The Rockies lost 7-1 to the Braves today in a makeup game from one of Colorado's usual April snowouts. It's too early to say that the team's recent upturn in fortunes has officially reversed, but with this team a good streak seldom lasts past the end of the homestand. Hope is on the way, we're told. Some breathless reports announce that Clint Barmes and Troy Tulowitzki will be back with the big club within the week. Putting automatic everyday starters at the chaotic second base and shortstop positions might go a long way in keeping the team out of any more extended tailspins. But there wouldn't be a lot of point in rushing either back; I think it's safe to say that this is not the Rockies' year. The risk of getting hurt rushing back is the obvious reason to play it safe with Tulo (and Clint). There's also the possibility of a slump starting because the player isn't 100% and then continuing because they get psychologically frustrated.

With the Rockies no longer the worst team in the majors, and briefly there not the worst team in the NL either, it's kind of like old times. We're existing unnoticed in our own little cocoon of misery while hysterical stories are being written about the problems of bigger teams who are, ultimately, in far better position going forward in the current baseball economy.
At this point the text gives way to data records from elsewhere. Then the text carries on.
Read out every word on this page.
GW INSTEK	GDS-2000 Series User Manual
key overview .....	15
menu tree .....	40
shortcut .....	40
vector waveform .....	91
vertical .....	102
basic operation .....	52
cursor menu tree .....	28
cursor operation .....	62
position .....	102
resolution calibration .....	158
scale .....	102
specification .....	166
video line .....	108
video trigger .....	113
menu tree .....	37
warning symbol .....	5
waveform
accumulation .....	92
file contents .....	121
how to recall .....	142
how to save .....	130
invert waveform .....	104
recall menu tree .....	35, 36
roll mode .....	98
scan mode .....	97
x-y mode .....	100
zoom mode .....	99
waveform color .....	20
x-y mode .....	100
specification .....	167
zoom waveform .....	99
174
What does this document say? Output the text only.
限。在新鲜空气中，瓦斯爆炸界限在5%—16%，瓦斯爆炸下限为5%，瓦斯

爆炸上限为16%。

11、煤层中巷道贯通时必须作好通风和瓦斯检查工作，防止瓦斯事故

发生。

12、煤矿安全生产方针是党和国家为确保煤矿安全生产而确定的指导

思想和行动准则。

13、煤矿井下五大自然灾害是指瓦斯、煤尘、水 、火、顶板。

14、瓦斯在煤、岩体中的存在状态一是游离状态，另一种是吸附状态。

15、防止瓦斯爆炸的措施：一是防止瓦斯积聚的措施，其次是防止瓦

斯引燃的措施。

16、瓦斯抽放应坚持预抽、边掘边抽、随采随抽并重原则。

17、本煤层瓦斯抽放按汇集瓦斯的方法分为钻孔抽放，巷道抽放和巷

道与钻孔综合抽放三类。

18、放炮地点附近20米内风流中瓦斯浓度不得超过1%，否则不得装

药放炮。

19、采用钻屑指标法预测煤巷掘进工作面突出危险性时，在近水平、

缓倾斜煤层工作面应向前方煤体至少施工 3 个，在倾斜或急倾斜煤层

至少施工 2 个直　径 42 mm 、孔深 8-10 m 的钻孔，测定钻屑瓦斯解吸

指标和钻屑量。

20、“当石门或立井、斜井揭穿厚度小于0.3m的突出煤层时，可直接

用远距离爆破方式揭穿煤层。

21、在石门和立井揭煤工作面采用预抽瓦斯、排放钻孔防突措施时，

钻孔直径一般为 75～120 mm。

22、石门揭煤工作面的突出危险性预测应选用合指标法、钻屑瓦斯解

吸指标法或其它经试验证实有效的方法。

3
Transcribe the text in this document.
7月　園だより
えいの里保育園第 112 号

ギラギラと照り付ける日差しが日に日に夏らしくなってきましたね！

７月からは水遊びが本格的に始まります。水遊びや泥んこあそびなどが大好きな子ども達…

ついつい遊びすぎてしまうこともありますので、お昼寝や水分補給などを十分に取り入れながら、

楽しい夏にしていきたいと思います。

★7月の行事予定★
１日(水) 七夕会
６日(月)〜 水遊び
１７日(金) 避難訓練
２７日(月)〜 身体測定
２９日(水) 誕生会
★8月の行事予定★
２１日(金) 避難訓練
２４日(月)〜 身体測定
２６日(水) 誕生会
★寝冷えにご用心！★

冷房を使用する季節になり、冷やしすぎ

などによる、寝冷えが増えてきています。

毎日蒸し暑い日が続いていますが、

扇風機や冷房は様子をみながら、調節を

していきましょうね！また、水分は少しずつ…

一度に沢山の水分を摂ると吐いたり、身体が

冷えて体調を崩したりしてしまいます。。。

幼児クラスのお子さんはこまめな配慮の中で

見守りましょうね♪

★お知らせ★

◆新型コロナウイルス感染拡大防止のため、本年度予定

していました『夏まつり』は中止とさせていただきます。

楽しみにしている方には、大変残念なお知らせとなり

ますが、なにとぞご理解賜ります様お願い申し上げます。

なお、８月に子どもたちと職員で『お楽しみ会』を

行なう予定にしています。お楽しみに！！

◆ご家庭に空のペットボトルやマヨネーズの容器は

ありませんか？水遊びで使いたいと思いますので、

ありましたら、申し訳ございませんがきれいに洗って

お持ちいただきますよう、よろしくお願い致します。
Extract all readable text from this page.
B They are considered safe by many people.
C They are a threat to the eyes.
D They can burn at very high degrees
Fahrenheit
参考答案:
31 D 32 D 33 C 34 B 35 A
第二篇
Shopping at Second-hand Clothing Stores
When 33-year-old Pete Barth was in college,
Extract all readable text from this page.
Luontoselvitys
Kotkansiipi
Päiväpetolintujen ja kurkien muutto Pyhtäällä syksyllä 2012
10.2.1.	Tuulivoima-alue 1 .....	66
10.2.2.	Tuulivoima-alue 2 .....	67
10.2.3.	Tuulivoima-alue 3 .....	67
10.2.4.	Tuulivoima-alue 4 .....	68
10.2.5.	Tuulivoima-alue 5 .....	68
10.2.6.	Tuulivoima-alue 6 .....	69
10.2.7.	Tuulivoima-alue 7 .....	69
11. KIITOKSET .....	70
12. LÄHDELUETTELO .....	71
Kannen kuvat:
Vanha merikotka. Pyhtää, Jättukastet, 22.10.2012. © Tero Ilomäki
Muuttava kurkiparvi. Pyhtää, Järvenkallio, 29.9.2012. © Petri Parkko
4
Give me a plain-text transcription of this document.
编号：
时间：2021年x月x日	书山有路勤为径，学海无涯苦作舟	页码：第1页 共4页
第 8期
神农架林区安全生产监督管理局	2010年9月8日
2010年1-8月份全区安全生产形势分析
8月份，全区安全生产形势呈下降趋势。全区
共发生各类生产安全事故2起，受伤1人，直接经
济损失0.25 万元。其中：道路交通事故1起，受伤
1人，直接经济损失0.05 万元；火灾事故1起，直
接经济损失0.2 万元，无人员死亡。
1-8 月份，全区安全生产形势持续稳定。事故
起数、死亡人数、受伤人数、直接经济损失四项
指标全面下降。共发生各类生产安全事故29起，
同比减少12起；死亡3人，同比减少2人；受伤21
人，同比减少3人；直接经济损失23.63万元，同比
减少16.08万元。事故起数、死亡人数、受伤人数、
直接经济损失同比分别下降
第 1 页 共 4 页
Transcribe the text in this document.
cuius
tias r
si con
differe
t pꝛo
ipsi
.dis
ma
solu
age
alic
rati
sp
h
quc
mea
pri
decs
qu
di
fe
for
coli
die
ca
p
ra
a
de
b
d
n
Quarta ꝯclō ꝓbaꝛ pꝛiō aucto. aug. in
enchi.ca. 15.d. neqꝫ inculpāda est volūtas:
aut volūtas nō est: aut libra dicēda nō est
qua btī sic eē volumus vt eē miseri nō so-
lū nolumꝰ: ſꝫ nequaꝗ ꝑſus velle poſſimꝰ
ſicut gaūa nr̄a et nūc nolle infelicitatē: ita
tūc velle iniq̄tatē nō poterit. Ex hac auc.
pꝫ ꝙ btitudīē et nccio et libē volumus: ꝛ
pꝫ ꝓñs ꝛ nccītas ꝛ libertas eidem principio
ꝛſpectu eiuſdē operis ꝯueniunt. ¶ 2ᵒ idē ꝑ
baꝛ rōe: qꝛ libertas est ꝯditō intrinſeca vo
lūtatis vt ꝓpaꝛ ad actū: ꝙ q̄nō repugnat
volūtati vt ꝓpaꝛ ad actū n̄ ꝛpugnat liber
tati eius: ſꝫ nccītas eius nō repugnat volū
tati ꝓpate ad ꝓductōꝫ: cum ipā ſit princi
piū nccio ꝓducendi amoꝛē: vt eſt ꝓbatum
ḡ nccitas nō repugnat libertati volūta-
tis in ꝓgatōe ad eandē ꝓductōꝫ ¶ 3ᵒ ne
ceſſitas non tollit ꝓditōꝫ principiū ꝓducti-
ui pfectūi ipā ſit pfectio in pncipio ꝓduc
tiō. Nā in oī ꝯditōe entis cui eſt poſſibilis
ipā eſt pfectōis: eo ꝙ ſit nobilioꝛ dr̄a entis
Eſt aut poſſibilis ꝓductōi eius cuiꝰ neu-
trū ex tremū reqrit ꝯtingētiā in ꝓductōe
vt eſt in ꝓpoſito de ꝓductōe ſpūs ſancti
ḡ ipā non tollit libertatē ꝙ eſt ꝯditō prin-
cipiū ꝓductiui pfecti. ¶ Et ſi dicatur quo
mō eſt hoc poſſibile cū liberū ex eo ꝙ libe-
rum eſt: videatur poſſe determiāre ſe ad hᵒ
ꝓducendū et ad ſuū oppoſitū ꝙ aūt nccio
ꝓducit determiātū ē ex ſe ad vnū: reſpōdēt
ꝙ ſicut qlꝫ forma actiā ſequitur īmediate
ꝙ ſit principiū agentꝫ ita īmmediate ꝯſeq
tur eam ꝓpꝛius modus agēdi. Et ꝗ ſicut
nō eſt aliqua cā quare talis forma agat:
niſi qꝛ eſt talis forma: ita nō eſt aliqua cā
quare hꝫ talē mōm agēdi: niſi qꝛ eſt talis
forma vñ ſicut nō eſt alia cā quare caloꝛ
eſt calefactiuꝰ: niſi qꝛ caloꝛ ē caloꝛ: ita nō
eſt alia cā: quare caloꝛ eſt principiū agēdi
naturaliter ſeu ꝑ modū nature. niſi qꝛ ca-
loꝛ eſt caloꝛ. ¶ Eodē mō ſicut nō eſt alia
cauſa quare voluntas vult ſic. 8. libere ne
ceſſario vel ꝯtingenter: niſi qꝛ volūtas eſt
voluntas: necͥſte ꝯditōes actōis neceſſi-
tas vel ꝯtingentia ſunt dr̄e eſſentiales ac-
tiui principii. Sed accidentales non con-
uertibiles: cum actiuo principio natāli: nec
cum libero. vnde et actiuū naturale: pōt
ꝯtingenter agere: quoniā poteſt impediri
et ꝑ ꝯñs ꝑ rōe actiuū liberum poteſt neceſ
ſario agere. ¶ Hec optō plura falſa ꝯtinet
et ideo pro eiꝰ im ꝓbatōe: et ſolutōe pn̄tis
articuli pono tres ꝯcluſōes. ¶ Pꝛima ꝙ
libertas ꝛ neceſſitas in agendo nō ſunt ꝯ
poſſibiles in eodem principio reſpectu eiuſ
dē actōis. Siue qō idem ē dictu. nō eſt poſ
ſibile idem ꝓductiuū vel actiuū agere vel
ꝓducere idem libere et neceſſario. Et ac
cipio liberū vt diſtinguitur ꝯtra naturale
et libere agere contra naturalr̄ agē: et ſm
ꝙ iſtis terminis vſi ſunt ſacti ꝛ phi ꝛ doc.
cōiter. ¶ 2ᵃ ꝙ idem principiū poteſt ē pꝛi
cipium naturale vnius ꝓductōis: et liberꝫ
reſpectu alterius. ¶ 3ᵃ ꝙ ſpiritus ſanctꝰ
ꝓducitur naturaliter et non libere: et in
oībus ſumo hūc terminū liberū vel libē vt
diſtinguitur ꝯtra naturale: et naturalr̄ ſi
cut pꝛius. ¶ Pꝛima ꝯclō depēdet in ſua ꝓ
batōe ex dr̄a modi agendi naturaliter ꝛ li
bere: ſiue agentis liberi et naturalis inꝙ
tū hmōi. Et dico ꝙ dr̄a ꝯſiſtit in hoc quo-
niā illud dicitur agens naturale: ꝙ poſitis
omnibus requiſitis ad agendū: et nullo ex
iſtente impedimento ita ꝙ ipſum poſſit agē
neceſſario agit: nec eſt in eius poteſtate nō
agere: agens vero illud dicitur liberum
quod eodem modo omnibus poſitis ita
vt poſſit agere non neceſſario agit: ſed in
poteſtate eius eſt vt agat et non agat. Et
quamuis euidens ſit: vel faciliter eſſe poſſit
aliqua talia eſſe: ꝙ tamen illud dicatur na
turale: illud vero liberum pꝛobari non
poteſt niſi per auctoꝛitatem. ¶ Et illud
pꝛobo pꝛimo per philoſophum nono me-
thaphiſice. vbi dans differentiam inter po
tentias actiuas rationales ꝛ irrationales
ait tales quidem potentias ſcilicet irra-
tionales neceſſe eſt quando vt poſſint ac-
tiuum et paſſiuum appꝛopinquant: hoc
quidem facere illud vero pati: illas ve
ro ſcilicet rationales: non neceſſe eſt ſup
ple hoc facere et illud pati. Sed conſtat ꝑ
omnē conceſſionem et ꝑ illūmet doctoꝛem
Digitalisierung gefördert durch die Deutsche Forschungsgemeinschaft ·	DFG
There were top story links about Chien-Ming Wang's unfortunate injury on every sports site on the web today, and many of the general interest news portals as well. It's a shame the Yankees have lost their ace, and Wang is the few guys in a Yankees uniform I don't hate intensely and a unique and fun player to watch pitch. But where were the headlines when the defending NL champs went through a brief run without their starting second baseman, shortstop, third baseman, left fielder, and right fielder? Not so much. Although I guess when Tulowitzki went down it's not as if it went entirely unreported.

The Mariners finally realized that their incompetent legacy GM had transformed them from a 100 game-winning transoceanic moneymaking machine into MLB's answer to the Knicks and sacked Bill Bavasi. Good for them, although they still have some other folks in the organization who are unclear on the concept that a team must score runs to win games. That's a conceit they share with all of the fools who saw the M's giving the Angels a fight in their division this season.

All of the unpleasantness surrounding the Mariners, where the manager is losing his mind and the since-fired Bavasi tried to lock everyone in a room so they'd just all talk it out, and that following the Mets and Willie Randolph, makes you clutch for a silver lining with the Rockies' season. Colorado may have a terrible record and they may have lost more guys to injuries than they've lost active fans in Denver, but for the most part no one has melted down. There have been no tirades, no rumors about anybody's jobs (other than the ones I've tried to start), no internal sniping, no nothing. Everyone just seems disappointed and kind of bravely chipper, as if they'll face this atrocity with a smile and a thank-you. When you see a Rockies player loaf, it's still a rare occasion.

Given what happened last year, they don't really need anyone to convince them that persevering in the face of impossible odds pays out every now and then.

Speaking of impossible odds, I don't think that the Lakers have much chance to come back against Boston. They looked pretty so-so in a winning performance in Game 5, and even the TV announcers were spending most of the last few seconds of the game beating up on them. I thought that was a little weird, but it was a game Boston nearly won without much of a frontcourt to speak of and Sam Cassell handling the ball for significant minutes in the fourth quarter. It was great for L.A. that Pau Gasol and Lamar Odom got the points the Lakers needed from them, but that was with no Kendrick Perkins and with Kevin Garnett and Paul Pierce playing a lot of crunch time with five fouls apiece.

The NBA isn't wrestling-level fake, like a distressingly high number of people believe, but that's not to say it isn't a little crooked. The fifth foul Pierce picked up was highly suspect. I don't think the fix was in or anything, but it had to be playing on the officials' minds as it was on my own that a powerful corporation stands to profit very nicely indeed from one or even two more games in Boston. This is inevitable in any sport -- the games were compromised the minute a television cameras were pointed at them -- but it does happen a lot in basketball. The game is fast, it's really hard to officiate correctly even when you aren't worried about the Disney corporation enslaving your children to serve as "Hannah Montana" backup dancers, and guys who do research on the Internet are screaming unpleasant personal stuff at you if you don't give the calls the home squad's way.

I don't think there's anything that can be done to completely eliminate off-court bias from the way basketball games, and especially games at the NBA level, are called. There are a few checks and balances in place. The team with the better record getting homecourt is one. Still as someone who is passionate about the historical record it seems like a 4-1 series win for Boston would be a more accurate representation of how the two teams performed in the series than 4-2.

In baseball, things are more symmetrical that way. When another Boston team beat the Rockies 4-0 in the World Series last season, they were probably about 5-0 better than us.

And I thought we were going to win! Man, I must be dumber than Bill Bavasi and John McLaren.